In the 19th Century, under the English rule, three large forts were built - Binġemma, Madliena and Mosta. This was the beginning of the defence system known as the Victoria Lines. These forts were joined by a continuous line of Infantry - a simple parapet and passage for the soldiers. The work on the Victoria Lines and other additions were completed in 1900. In 1907, however the British returned to the defence of the coast and for this reason the Victoria Lines front was abandoned.

In the thirties it was decided to build a number of pill-boxes along the coast and inland. One of these pill-boxes, which incidentally was restored recently by the Naxxar Local Council with the help of Din l-Art Ħelwa Foundation is at the very top of the T'Alla u Ommu Hill and is known as Defence Post R15. It is not known exactly when this pill-box was built, but one can risk guessing that it was completed by the end of 1939, because it is mentioned in the Official List dated January 1940. The pill-box is square and is built on two levels - the top part being used by the soldiers to shoot at the enemy, whilst the lower level was used as accommodation.
In Salina and Birguma, one can also find two anti-aircraft batteries. The Birguma one especially played a big part during the Second World War, since it was in the direct line of the enemy approach from Sicily.
Something unique found in Malta is Il-Widna - a primitive form of radar with perfect acoustics which used to pick up the sound of enemy aircraft, thus giving an early warning to the anti-aircraft batteries that enemy aircraft was approaching. This was built at the time of the Abyssinian crisis in 1935
Palazzo Parisio
Palazzo Parisio was built by Marquis Giuseppe Scicluna. Before, this site was occupied as a summer residence by the Jesuit Community. After buying the property in 1898, Marquis Scicluna altered it into its present state, purchased more land at the back and converted it into a big garden. All this was done between 1898 and 1906.

All the artistic designs were done by Italian artists who were brought to Malta on purpose.

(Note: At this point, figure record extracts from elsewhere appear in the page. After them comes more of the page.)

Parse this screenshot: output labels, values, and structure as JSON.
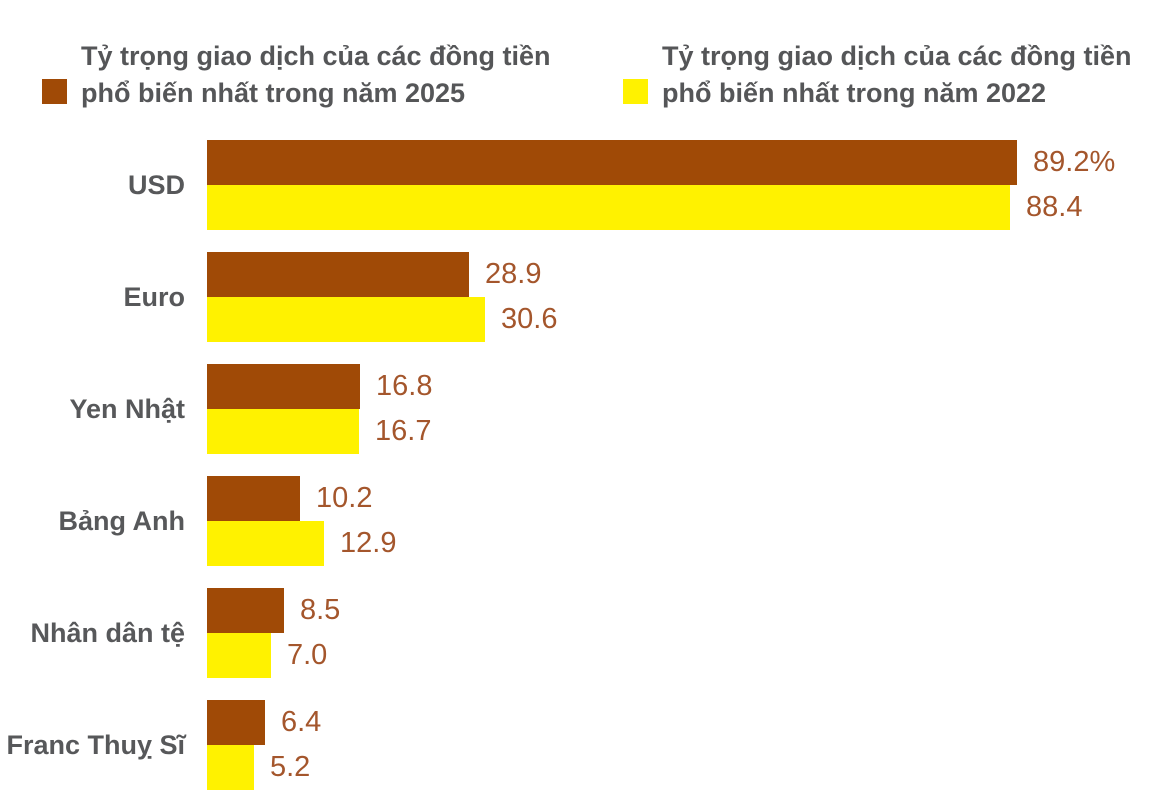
{
  "colors": {
    "series_2025": "#a04a06",
    "series_2022": "#fff200",
    "legend_text": "#555658",
    "category_label": "#57585a",
    "value_label": "#a4562c",
    "background": "#ffffff"
  },
  "legend": {
    "items": [
      {
        "key": "2025",
        "label": "Tỷ trọng giao dịch của các đồng tiền phổ biến nhất trong năm 2025",
        "color": "#a04a06"
      },
      {
        "key": "2022",
        "label": "Tỷ trọng giao dịch của các đồng tiền phổ biến nhất trong năm 2022",
        "color": "#fff200"
      }
    ]
  },
  "chart_data": {
    "type": "bar",
    "orientation": "horizontal",
    "title": "",
    "xlabel": "",
    "ylabel": "",
    "unit": "%",
    "grid": false,
    "legend_position": "top",
    "xlim": [
      0,
      89.2
    ],
    "categories": [
      "USD",
      "Euro",
      "Yen Nhật",
      "Bảng Anh",
      "Nhân dân tệ",
      "Franc Thuỵ Sĩ"
    ],
    "series": [
      {
        "key": "2025",
        "name": "Tỷ trọng giao dịch của các đồng tiền phổ biến nhất trong năm 2025",
        "color": "#a04a06",
        "values": [
          89.2,
          28.9,
          16.8,
          10.2,
          8.5,
          6.4
        ],
        "value_labels": [
          "89.2%",
          "28.9",
          "16.8",
          "10.2",
          "8.5",
          "6.4"
        ]
      },
      {
        "key": "2022",
        "name": "Tỷ trọng giao dịch của các đồng tiền phổ biến nhất trong năm 2022",
        "color": "#fff200",
        "values": [
          88.4,
          30.6,
          16.7,
          12.9,
          7.0,
          5.2
        ],
        "value_labels": [
          "88.4",
          "30.6",
          "16.7",
          "12.9",
          "7.0",
          "5.2"
        ]
      }
    ]
  }
}
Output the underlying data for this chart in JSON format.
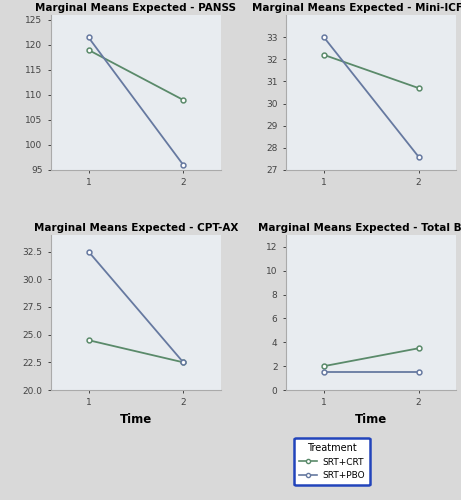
{
  "plots": [
    {
      "title": "Marginal Means Expected - PANSS",
      "series": [
        {
          "label": "SRT+CRT",
          "color": "#5a8a6a",
          "x": [
            1,
            2
          ],
          "y": [
            119.0,
            109.0
          ]
        },
        {
          "label": "SRT+PBO",
          "color": "#6679a0",
          "x": [
            1,
            2
          ],
          "y": [
            121.5,
            96.0
          ]
        }
      ],
      "ylim": [
        95,
        126
      ],
      "yticks": [
        95,
        100,
        105,
        110,
        115,
        120,
        125
      ],
      "ytick_labels": [
        "95",
        "100",
        "105",
        "110",
        "115",
        "120",
        "125"
      ],
      "show_xlabel": false
    },
    {
      "title": "Marginal Means Expected - Mini-ICF-APP",
      "series": [
        {
          "label": "SRT+CRT",
          "color": "#5a8a6a",
          "x": [
            1,
            2
          ],
          "y": [
            32.2,
            30.7
          ]
        },
        {
          "label": "SRT+PBO",
          "color": "#6679a0",
          "x": [
            1,
            2
          ],
          "y": [
            33.0,
            27.6
          ]
        }
      ],
      "ylim": [
        27,
        34
      ],
      "yticks": [
        27,
        28,
        29,
        30,
        31,
        32,
        33
      ],
      "ytick_labels": [
        "27",
        "28",
        "29",
        "30",
        "31",
        "32",
        "33"
      ],
      "show_xlabel": false
    },
    {
      "title": "Marginal Means Expected - CPT-AX",
      "series": [
        {
          "label": "SRT+CRT",
          "color": "#5a8a6a",
          "x": [
            1,
            2
          ],
          "y": [
            24.5,
            22.5
          ]
        },
        {
          "label": "SRT+PBO",
          "color": "#6679a0",
          "x": [
            1,
            2
          ],
          "y": [
            32.5,
            22.5
          ]
        }
      ],
      "ylim": [
        20,
        34
      ],
      "yticks": [
        20.0,
        22.5,
        25.0,
        27.5,
        30.0,
        32.5
      ],
      "ytick_labels": [
        "20.0",
        "22.5",
        "25.0",
        "27.5",
        "30.0",
        "32.5"
      ],
      "show_xlabel": true
    },
    {
      "title": "Marginal Means Expected - Total BACS",
      "series": [
        {
          "label": "SRT+CRT",
          "color": "#5a8a6a",
          "x": [
            1,
            2
          ],
          "y": [
            2.0,
            3.5
          ]
        },
        {
          "label": "SRT+PBO",
          "color": "#6679a0",
          "x": [
            1,
            2
          ],
          "y": [
            1.5,
            1.5
          ]
        }
      ],
      "ylim": [
        0,
        13
      ],
      "yticks": [
        0,
        2,
        4,
        6,
        8,
        10,
        12
      ],
      "ytick_labels": [
        "0",
        "2",
        "4",
        "6",
        "8",
        "10",
        "12"
      ],
      "show_xlabel": true
    }
  ],
  "legend": {
    "labels": [
      "SRT+CRT",
      "SRT+PBO"
    ],
    "colors": [
      "#5a8a6a",
      "#6679a0"
    ]
  },
  "bg_color": "#d9d9d9",
  "plot_bg_color": "#e8ecf0",
  "title_fontsize": 7.5,
  "tick_fontsize": 6.5,
  "xlabel_fontsize": 8.5
}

The paintings on the ceiling are the works of the Italian artist Filippo Venuti.
Marquis Scicluna used this palazzo as his private residence for only a short period, till 1907. After the death of the Marquis, the Palazzo stopped being used as a private residence and was changed into a tourist attraction and as a wedding hall.
In 1962, Marquis John Scicluna let a significant part of the gardens of the Palazzo to the International Trade Fair Corporation.